One significant open access milestone initiative, launched in September of 2018 by a group called Science Europe, an association of several major Research Funding Organizations (RFOs) and Research Performing Organizations (RPOs) based in Brussels, is called “Plan S.” This newly proposed open access initiative requires researchers, who benefit from state-funded research organizations and institutions, to publish their work in open repositories or in open access journals by 2020. This is a significant requirement because a very large portion of scientific articles would become free to read as soon as they are published, essentially changing the landscape of STEM publishing in two years. In summary, an article posted on the Nature journals website states, “The 11 agencies, who together spend €7.6 billion (US$8.8 billion) in research grants annually, say they will mandate that, from 2020, the scientists they fund must make resulting papers free to read immediately on publication (see ‘Plan S players’). The papers would have a liberal publishing licence that would allow anyone else to download, translate or otherwise reuse the work. “No science should be locked behind paywalls!” says a preamble document that accompanies the pledge, called Plan S, released on 4 September.” This initiative has caused concern among the publishing community specifically because Plan S would bar affected researchers from publishing in 85% of journals, including very high-impact, well-known journals such as Nature and Science.
As of late 2017, only around 15% of scholarly journals publish articles immediately as open access. More than one-third of scholarly journals still publish papers behind a paywall, and typically permit online release of free-to-read versions only after a delay of at least six months, which is in compliance with the policies of influential funders such as the US National Institutes of Health (NIH).

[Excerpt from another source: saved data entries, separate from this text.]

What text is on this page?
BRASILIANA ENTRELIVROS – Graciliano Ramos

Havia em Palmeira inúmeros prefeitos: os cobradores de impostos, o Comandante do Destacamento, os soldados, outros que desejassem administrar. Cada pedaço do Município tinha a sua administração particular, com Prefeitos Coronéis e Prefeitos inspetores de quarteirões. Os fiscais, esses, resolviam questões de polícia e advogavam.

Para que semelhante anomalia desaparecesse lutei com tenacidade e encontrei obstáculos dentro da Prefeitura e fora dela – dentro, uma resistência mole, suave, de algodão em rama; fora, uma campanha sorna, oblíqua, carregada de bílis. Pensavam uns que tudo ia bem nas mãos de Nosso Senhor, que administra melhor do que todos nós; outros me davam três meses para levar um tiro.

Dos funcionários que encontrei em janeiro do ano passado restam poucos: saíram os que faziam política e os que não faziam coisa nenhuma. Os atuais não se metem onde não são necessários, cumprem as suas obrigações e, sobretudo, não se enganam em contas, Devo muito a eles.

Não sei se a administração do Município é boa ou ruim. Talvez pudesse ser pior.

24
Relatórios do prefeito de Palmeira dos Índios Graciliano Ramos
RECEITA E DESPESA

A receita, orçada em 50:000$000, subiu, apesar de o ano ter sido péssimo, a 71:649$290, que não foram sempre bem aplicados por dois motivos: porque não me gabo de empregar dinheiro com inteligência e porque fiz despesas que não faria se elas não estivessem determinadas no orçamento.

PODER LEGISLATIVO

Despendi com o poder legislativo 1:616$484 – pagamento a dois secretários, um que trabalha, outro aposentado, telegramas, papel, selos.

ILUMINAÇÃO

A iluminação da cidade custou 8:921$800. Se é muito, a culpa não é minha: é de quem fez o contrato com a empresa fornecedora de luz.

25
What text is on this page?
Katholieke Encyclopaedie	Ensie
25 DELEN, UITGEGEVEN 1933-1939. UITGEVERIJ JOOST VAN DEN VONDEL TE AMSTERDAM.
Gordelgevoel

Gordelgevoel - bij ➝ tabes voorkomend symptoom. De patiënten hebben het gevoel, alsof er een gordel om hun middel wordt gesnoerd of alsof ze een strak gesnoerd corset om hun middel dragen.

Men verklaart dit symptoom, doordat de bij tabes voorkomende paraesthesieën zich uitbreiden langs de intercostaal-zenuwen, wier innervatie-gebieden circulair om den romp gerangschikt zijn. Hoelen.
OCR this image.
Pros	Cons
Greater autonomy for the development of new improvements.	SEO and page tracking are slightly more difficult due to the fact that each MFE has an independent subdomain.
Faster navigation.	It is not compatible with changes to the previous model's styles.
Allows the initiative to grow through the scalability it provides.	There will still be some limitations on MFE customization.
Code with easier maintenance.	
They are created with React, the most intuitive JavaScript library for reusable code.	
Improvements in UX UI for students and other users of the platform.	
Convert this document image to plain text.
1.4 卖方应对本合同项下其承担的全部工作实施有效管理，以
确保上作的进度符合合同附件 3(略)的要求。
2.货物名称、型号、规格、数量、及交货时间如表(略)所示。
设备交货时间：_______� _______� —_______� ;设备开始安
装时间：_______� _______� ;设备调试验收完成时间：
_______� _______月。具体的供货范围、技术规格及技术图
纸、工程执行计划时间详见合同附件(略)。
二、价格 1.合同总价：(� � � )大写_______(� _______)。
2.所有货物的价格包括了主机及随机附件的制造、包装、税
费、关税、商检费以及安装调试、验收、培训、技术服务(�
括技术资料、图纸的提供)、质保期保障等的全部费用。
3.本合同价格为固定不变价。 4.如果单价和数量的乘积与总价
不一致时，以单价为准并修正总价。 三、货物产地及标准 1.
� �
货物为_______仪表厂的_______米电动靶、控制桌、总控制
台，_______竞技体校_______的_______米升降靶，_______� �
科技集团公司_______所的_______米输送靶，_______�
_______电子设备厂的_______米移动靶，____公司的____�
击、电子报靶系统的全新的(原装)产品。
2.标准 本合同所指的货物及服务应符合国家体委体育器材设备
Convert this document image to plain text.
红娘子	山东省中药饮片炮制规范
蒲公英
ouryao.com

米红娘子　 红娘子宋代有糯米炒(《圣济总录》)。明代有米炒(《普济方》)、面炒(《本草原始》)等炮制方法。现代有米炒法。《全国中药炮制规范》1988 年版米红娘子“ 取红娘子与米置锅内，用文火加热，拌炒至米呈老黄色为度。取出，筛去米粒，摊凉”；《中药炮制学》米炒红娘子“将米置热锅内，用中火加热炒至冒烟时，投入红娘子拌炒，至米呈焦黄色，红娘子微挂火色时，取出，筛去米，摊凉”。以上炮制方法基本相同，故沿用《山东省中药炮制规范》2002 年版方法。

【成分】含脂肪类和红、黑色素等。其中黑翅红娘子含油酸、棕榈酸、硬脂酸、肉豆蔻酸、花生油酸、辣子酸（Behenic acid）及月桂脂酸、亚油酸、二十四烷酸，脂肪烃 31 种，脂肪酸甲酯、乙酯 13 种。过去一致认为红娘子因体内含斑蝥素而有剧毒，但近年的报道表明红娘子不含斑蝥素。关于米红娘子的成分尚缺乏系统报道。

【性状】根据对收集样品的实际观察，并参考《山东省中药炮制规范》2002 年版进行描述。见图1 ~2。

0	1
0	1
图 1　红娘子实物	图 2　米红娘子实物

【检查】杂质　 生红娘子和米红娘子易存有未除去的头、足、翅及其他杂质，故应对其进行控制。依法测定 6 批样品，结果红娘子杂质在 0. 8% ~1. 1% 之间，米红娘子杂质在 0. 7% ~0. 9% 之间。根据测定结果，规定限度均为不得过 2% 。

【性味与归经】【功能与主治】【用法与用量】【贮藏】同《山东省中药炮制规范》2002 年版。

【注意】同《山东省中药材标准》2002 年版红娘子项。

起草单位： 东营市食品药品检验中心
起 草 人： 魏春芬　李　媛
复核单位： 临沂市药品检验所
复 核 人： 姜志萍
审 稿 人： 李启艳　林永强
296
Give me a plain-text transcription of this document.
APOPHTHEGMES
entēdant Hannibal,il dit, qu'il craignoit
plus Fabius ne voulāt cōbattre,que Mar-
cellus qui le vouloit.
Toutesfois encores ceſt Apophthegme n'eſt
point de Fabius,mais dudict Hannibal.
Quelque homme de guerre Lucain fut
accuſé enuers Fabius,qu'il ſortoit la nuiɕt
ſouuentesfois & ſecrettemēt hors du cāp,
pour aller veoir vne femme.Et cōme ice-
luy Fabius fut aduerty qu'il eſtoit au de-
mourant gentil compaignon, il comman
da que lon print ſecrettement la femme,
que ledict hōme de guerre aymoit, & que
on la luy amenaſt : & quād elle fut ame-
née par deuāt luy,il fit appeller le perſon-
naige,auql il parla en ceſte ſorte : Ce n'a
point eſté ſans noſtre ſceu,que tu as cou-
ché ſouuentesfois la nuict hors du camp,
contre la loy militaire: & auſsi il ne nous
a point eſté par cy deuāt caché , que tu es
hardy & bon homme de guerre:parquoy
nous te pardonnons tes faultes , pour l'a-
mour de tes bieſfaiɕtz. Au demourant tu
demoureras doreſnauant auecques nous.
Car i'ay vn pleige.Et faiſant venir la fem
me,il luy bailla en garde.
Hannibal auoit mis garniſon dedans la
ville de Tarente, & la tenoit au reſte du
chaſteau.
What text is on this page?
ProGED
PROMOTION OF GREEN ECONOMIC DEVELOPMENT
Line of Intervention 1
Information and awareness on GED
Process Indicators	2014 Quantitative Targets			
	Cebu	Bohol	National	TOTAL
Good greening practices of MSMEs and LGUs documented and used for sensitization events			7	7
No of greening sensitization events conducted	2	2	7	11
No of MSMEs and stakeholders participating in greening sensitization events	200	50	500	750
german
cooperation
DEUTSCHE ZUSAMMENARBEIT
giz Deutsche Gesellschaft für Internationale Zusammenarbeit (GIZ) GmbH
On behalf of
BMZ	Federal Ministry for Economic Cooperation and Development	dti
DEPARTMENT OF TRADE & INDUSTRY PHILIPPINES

Plan S is centered around the following ten principles:
- Authors should retain copyright on their publications, which must be published under an open license such as Creative Commons
- Members of the coalition should establish robust criteria and requirements for compliant open access journals and platforms
- They should also provide incentives for the creation of compliant open access journals and platforms if they do not yet exist
- Publication fees should be covered by the funders or universities, not individual researchers
- Such publication fees should be standardized and capped
- Universities, research organizations, and libraries should align their policies and strategies
- For books and monographs, the timeline may be extended beyond 2020
- Open archives and repositories are acknowledged for their importance
- Hybrid open-access journals are not compliant with the key principle
- Members of the coalition should monitor and sanction non-compliance
So what does this mean for scholarly authors? Scientists in poorer developing nations may not be able to afford to publish open-access work because of the costs pushed on authors. And it could mean the end of scientific publishing’s subscription business model; publishers and academic societies will need to rapidly adjust their business model to accommodate this shift.